What's Wrong With Being Lazy?
When I was in Lake Charles, Louisiana a few weeks back, a topic of discussion that came up in several different contexts was the way the local Cajun population was considered. They are a minority and are pejoratively labeled with many of the negative properties we find attached to other sub-populations, especially laziness. I began to wonder why it is that we consider laziness to be such a bad thing. Why do we vilify enjoyment of life, demanding a preference for toil over happiness?
This, of course, is hardly an original question. It is one discussed at length by Max Weber.
It was a well discussed fact of Europe in the late nineteenth century that a significantly larger percentage of high paying jobs, especially managerial jobs with authority, were held by Protestants, while Catholics tended to do the lower paying, dirtier, more physical labor. This regularity held across national borders in pluralistic societies with generally different cultural historical narratives. Much time and space, especially in Catholic publications, considered why this might be.
Max Weber, in his book The Protestant Ethic and the “Spirit” of Capitalism, takes up this question, deeming it to be the sort of issue designed for the sociologist. In the first part of the book, Weber begins by debunking a number of seemingly reasonable hypotheses that seek to explain the phenomenon. For example, one might suppose that the hierarchical structure of the Catholic Church, as opposed to the diffusion of power in Protestantism, might put religion in a prominent place that would leave little room for financial concerns. But Weber points out that while Protestantism has removed a central authority, it has in fact replaced one authority with another that puts a religious spin on every aspect of life. Similarly, one might think that the difference is one of theology, in which the doctrinal beliefs stemming from the Reformation encourage the sort of money-making interests that were reported in the Protestant community. But examinations of early Protestant doctrine, indeed shows quite the opposite. And so it goes with several possible explanations.
Weber took America, particularly the writings of Benjamin Franklin, as prime examples of the statement of the Protestant work ethic wherein making money is not seen as a means to a better life, but as a moral imperative that governs the very process of living itself. The Protestants made more money, but they did not seem to enjoy it; indeed, the enjoyment of the wealth they slaved so hard to achieve was seen as sinful. It is in the ethical framing of Franklin’s language that Weber finds the sociological clue for what he claims to be the best explanation for the capitalist leanings of Protestants and the non-material lifestyles of Catholics. As the Protestants gained political power, they began to frame those sorts of behaviors that benefited them as a group in moral terms and thus the basic concepts of capitalism became internalized within the structure of society and within the consciousnesses of its members.
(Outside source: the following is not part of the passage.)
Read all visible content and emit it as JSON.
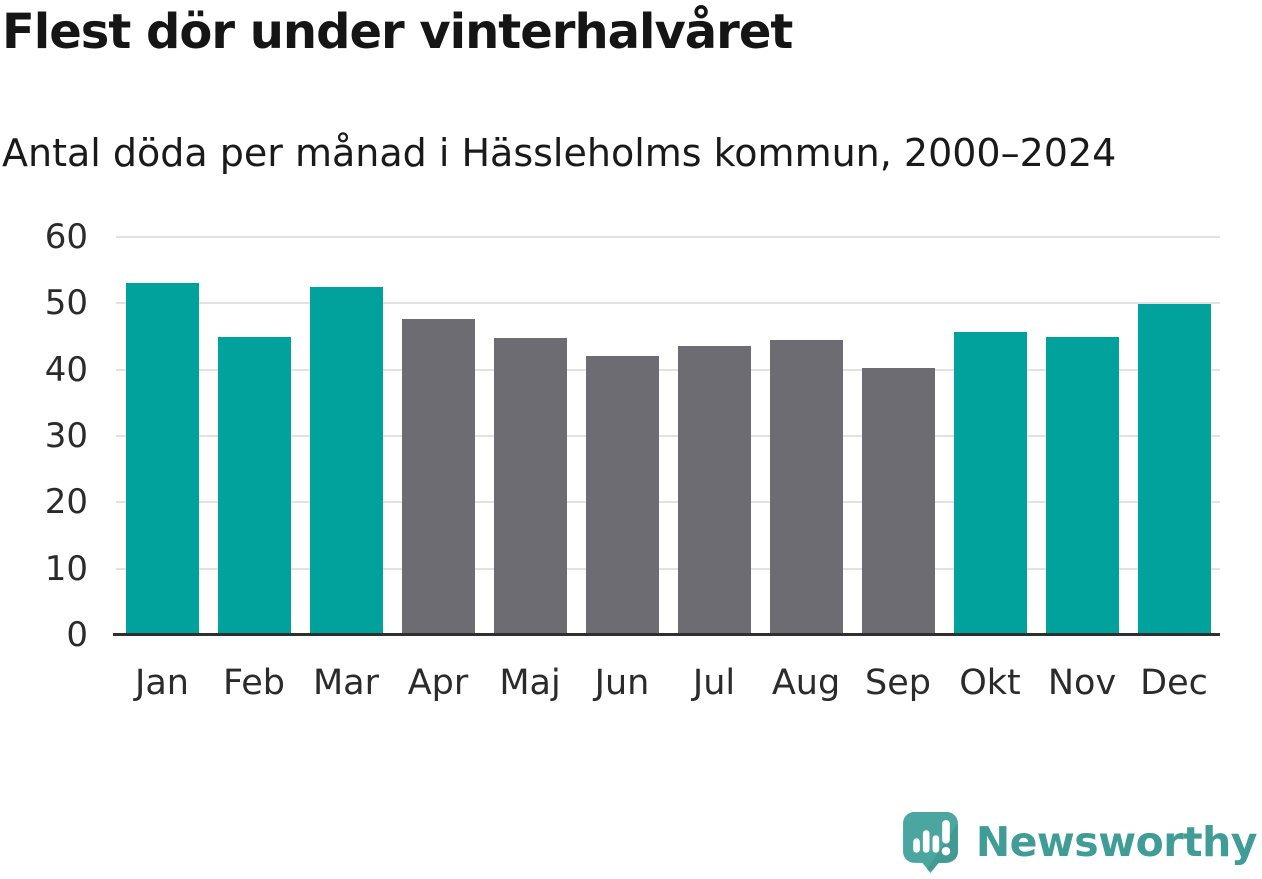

It was not the religious that determined the economic, but rather, the other way around. The interesting question for the sociologist, then, is how such normative structures that determine how a person lives, acts, and feels in society come to be.
He traces the move to Luther’s notion of calling. In Catholicism, one’s calling takes one out of the world. The secular is to be left behind, to be transcended. But Luther elevates the secular to the status of the sacred. All work can be divine and this change permeates the boundary that the Catholics had placed between inferior worldly work and that which was Divine, now the Divine was contained within the ordinary and this meant that even the economic could be brought under the umbrella of the religious. Hence one was not working for the earthly rewards (those were to be avoided), but rather working for the sake of working, a notion to be encouraged by the nature of the social relations in an emerging Capitalist society.
The ethos of hard work for the sake of hard work then becomes internalized so that even the "colorless deist" as Weber refers to Franklin, has been sociologically conditioned to approach labor as an act with a degree of fetishism.
Certainly the long way around the barn to ask the simple question, is there anything virtuous about the person who works hard and is there anything morally wrong with the slacker?